Utilities for the family home, even though billed to loved-once, benefit Michelle, so they’re in. So are the lease payments on the Land Rover for the months she had it.

Unallocated cash payments are taxable to Michelle.” We have previously rejected the argument that unallocated support allocations are not alimony because they could be part of the payor’s child support obligations under State law. See Berry v. Commissioner, T.C. Memo. 2005-91, 2005 WL 950117, at *14; see also Okerson v. Commissioner, 123 T.C. at 264 (holding that whether the document characterizes a payment as alimony ‘has no effect on the consequences of that payment for Federal income tax purposes.’) (quoting Hoover v. Commissioner, 102 F.3d 842, 844 (6th Cir. 1996), affg T. C. Memo. 1995-183). And petitioner does not allege that Mr. Romanowski did not make these payments.
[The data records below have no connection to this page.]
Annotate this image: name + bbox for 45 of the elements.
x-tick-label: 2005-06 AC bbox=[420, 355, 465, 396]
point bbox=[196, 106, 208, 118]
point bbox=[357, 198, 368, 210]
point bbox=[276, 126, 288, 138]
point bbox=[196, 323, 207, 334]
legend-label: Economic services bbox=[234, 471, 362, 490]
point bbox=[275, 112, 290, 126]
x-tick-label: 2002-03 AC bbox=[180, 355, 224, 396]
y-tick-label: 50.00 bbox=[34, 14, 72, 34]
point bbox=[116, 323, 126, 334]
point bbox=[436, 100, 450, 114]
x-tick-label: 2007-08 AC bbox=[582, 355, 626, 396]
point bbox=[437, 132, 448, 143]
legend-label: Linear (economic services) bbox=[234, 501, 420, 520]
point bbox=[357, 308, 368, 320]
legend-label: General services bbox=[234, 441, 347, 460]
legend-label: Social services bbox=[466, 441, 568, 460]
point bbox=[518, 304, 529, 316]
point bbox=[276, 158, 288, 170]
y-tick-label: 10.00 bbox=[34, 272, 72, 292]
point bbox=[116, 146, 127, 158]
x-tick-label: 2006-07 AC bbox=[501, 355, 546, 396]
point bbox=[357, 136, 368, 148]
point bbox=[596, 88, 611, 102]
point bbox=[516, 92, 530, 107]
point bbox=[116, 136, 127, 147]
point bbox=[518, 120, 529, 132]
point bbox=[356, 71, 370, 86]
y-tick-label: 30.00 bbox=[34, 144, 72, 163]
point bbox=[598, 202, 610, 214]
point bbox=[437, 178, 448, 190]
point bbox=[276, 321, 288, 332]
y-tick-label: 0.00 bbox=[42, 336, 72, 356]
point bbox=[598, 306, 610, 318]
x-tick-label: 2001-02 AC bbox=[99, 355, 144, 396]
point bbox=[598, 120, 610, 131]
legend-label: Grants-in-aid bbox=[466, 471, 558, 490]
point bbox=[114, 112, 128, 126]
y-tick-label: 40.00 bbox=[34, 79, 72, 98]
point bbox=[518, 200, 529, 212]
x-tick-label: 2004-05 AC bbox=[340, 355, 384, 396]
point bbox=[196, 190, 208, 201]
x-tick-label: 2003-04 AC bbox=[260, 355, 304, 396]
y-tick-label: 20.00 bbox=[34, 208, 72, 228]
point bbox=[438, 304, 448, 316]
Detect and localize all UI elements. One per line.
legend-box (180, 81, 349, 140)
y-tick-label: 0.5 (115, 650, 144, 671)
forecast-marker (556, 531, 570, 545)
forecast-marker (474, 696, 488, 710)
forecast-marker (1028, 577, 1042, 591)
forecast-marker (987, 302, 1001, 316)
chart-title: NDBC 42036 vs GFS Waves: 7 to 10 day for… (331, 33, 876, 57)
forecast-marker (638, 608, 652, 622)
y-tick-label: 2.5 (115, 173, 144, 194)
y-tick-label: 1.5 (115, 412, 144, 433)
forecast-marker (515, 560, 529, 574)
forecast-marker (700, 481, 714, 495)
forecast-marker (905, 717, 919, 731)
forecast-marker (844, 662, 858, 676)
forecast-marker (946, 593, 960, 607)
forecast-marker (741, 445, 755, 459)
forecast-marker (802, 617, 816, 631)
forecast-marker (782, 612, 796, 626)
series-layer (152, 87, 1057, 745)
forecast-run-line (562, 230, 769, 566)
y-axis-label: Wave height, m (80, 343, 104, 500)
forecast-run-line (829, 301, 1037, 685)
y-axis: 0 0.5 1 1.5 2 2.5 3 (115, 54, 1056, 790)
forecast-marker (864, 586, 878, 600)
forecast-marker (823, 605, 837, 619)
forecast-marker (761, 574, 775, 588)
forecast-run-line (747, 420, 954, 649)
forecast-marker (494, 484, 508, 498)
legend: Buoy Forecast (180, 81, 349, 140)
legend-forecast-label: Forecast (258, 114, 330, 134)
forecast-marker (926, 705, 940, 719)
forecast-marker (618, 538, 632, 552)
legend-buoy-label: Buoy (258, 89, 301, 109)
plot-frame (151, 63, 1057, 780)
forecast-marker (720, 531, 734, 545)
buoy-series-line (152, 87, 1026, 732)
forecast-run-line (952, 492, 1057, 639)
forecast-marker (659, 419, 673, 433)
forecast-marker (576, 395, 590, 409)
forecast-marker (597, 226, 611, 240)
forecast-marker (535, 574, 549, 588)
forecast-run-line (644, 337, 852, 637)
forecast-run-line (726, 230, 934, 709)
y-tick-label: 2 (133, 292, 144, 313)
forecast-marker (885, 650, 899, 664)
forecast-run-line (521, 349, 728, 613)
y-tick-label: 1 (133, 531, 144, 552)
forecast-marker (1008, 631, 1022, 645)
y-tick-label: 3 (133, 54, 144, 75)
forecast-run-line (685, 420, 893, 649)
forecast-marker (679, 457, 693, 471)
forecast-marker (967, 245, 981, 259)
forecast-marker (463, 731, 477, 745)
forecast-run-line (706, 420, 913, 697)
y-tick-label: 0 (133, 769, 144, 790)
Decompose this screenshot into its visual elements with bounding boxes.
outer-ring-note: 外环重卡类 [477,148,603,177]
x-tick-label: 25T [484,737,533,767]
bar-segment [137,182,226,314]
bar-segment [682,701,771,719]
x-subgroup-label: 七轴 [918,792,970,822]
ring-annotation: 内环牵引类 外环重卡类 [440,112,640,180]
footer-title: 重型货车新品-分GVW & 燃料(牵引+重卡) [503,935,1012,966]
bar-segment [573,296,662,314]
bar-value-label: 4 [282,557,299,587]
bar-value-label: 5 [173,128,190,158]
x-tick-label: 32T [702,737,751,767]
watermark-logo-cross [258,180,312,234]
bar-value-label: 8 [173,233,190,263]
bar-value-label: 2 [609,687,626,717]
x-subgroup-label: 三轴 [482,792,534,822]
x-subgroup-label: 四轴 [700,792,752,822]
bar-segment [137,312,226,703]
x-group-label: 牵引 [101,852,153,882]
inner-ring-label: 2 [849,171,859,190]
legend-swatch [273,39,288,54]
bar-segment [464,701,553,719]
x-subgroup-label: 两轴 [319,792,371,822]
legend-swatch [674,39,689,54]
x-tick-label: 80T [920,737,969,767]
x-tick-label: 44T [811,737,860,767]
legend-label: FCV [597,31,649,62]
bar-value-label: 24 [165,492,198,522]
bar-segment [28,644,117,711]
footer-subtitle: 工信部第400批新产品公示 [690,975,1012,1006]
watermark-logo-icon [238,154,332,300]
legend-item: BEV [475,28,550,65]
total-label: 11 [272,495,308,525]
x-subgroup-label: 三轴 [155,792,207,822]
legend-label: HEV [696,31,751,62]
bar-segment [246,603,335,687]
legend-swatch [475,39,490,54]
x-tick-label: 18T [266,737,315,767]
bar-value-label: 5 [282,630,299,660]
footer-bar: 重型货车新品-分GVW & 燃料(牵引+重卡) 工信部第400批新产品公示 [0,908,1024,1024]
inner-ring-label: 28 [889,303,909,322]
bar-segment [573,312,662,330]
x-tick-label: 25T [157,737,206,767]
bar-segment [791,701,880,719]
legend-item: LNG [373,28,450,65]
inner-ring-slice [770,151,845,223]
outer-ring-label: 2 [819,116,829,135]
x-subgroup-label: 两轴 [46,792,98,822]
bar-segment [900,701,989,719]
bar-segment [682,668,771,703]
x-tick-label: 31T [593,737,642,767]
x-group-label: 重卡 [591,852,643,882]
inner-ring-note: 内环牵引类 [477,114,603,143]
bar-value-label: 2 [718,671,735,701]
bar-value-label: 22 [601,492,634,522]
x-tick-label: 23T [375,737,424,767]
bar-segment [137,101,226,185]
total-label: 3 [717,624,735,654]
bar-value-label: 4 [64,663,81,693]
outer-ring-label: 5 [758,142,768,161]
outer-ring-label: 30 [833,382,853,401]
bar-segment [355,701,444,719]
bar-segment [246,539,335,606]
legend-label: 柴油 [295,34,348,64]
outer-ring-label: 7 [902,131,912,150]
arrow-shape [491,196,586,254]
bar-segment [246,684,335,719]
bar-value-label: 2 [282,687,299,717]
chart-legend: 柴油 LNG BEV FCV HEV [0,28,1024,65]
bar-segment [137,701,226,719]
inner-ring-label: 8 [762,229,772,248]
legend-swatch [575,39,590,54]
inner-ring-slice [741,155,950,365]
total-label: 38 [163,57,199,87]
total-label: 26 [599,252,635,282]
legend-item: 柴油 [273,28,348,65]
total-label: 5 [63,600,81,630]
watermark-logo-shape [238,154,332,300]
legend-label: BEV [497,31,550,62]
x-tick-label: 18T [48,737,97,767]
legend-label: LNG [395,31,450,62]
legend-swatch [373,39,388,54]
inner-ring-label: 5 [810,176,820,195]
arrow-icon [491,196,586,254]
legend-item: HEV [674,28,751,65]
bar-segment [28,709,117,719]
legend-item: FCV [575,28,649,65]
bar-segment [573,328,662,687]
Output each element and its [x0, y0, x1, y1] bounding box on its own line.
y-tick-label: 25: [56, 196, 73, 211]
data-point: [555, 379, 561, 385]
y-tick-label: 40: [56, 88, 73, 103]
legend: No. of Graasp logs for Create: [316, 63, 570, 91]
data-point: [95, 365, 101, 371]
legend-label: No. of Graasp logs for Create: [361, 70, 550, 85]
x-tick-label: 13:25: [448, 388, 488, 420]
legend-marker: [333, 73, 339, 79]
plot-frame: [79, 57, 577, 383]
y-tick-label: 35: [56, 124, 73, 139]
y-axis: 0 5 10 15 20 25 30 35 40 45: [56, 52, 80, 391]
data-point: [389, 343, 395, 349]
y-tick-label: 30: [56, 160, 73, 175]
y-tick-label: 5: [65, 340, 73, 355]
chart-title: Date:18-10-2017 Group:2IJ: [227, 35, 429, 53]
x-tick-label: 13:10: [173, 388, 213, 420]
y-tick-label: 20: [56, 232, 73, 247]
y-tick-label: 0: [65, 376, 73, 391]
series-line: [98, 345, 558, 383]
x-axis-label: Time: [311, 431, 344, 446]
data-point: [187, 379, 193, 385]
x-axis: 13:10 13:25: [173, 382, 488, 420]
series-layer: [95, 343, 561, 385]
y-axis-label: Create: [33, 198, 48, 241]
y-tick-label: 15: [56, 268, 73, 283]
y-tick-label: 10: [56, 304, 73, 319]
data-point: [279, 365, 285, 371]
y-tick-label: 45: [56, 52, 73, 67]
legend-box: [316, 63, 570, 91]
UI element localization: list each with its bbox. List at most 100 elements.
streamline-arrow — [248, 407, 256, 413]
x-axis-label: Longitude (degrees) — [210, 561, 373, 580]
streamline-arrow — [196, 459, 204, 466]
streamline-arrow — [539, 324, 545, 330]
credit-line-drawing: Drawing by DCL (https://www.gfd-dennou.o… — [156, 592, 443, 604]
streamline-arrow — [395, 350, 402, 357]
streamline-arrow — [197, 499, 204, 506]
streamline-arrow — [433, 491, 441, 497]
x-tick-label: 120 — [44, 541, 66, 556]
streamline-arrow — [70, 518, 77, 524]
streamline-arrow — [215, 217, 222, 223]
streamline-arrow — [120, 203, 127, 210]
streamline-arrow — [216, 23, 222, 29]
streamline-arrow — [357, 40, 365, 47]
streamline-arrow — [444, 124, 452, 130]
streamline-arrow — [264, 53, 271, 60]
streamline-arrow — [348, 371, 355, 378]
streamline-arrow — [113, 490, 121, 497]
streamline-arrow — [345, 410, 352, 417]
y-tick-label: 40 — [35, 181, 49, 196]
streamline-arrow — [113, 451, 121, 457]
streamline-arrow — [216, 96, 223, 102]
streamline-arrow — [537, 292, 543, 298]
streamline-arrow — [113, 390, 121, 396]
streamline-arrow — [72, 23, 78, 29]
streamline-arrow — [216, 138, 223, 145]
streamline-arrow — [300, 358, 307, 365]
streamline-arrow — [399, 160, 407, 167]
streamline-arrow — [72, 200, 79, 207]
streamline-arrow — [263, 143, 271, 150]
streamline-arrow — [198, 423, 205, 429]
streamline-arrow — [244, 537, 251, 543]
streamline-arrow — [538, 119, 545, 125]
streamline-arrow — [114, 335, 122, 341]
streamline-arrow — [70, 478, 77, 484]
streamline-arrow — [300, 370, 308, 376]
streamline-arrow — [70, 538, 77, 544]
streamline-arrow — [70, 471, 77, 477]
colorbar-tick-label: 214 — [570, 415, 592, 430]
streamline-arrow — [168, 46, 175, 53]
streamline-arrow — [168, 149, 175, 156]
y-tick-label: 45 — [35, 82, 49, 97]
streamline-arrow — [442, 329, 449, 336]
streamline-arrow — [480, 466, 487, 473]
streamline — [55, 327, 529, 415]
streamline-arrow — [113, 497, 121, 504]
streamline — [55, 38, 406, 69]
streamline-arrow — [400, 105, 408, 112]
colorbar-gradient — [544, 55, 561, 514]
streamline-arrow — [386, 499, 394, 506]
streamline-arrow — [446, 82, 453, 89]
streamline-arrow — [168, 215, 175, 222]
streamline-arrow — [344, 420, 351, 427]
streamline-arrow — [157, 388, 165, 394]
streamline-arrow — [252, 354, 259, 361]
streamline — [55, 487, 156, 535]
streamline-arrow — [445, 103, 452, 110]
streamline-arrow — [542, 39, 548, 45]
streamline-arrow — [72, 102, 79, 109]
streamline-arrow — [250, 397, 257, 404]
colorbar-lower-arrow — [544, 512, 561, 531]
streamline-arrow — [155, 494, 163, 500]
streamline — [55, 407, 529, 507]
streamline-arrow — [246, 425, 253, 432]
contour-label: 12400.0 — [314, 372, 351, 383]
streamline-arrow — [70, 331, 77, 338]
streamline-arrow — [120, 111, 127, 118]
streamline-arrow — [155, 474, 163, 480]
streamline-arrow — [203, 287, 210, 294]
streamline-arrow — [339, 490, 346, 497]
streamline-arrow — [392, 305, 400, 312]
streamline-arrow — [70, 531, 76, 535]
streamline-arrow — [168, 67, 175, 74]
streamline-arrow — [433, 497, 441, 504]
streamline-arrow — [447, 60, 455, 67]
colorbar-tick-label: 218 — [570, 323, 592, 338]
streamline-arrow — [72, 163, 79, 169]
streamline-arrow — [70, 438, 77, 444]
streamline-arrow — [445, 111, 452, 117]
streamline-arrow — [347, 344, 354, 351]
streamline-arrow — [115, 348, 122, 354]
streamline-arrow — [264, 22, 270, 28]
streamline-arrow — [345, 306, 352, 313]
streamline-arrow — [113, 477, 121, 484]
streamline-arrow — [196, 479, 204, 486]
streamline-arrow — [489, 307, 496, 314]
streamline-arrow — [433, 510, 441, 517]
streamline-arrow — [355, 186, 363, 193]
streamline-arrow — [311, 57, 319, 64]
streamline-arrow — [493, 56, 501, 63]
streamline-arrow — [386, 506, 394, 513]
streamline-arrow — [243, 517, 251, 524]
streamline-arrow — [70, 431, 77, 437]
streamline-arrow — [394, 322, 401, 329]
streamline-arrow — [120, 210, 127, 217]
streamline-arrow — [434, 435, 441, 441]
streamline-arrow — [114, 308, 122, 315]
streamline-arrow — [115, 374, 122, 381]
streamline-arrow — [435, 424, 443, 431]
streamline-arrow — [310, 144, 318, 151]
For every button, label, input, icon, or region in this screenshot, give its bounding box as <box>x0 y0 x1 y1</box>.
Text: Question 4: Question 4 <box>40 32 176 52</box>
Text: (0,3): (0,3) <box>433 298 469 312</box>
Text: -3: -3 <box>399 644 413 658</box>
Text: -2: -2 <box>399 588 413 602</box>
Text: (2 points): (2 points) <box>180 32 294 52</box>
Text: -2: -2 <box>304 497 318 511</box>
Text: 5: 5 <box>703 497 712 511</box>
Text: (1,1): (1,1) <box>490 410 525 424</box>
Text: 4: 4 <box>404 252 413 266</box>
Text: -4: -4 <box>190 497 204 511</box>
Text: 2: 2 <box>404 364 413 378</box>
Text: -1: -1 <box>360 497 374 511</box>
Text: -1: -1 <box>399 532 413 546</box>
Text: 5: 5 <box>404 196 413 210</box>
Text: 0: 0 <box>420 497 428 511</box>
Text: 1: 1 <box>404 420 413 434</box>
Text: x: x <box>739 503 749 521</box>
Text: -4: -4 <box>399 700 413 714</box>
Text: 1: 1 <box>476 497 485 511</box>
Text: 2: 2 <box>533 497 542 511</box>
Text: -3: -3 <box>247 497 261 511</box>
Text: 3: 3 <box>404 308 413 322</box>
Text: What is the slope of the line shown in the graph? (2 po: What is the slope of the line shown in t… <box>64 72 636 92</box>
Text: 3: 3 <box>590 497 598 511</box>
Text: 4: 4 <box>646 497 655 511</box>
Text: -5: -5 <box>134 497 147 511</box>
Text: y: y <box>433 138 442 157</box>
Based on the undisputed facts before us, we conclude that the semi-monthly payments were taxable alimony payments.” Order, at p. 4.

Health insurance payments were made for both Michelle and kids, but the evidence shows only lump-sum, so question of fact which payments benefited only Michelle.

The Court-ordered professional evaluation fees (probably for determining child custody) are neither alimony, nor income to Michelle, nor deductible.

So the unallocated payments, the Land Rover lease rent, and utilities are in as alimony, and presumably deductions for love-once. Mortgage payments and health insurance are questions of fact. Professional evaluation fees are out both ways.

Does payee benefit is the question.

THE BLAME GAME

In Uncategorized on 09/01/2020 at 17:30

A commentator from The Land of the Conservation Easement lamented the long delay in a case I blogged only yesterday under the caption “Let the Spinnin’ Wheel Spin,” 8/31/20. The commentator remarked that the case involved one MFJ 1040 return for a single year, and once the Sub S and LLC were disposed of, the issue was simple.

What price the syndicated (or maybe not syndicated) conservation easement, the commentator asked, with multiplex taxpayers with multiple entities, documents by the terabyte, appraisals, dueling experts, et hoc genus omne? Will these cases be the new Jarndyce v Jarndyce?

Far be it from me to condone dilatory tactics on any side. Justice delayed is justice denied, and the old cry “There’s no difference between ‘some day’ and ‘never'” is as true today as sixty years ago.

But a brief review of the facts in the case I blogged via a docket search shows that the petition was filed six (count ’em, six) years after the year at issue, and the SNOD issued only after two attempts by IRS to settle per Announcement 2005-80, both of which taxpayers rejected. The SNOD followed only as the SOL was about to run, with no Form 872 or any other extender in sight.

There were voluminous exhibits on the trial. See Sean L. Daichman and Linda E. Daichman, Docket No. 14368-15, filed 8/31/15.

Finally, there were five (count ’em, five) volumes of pretrial and trial transcripts, compiled over two days.

So given that the petition hit five years after the audit, a nine-month pretrial continuance agreed to by both sides, and a two day trial to sort this out, the time lag wasn’t as bad as the commentator suggests.

As my late law partner Sid (may he rest in peace) would grunt between his cigar-laden teeth when confronted with delaying tactics, “Select or settle or get out.” He meant either select a jury, settle the case, or go home.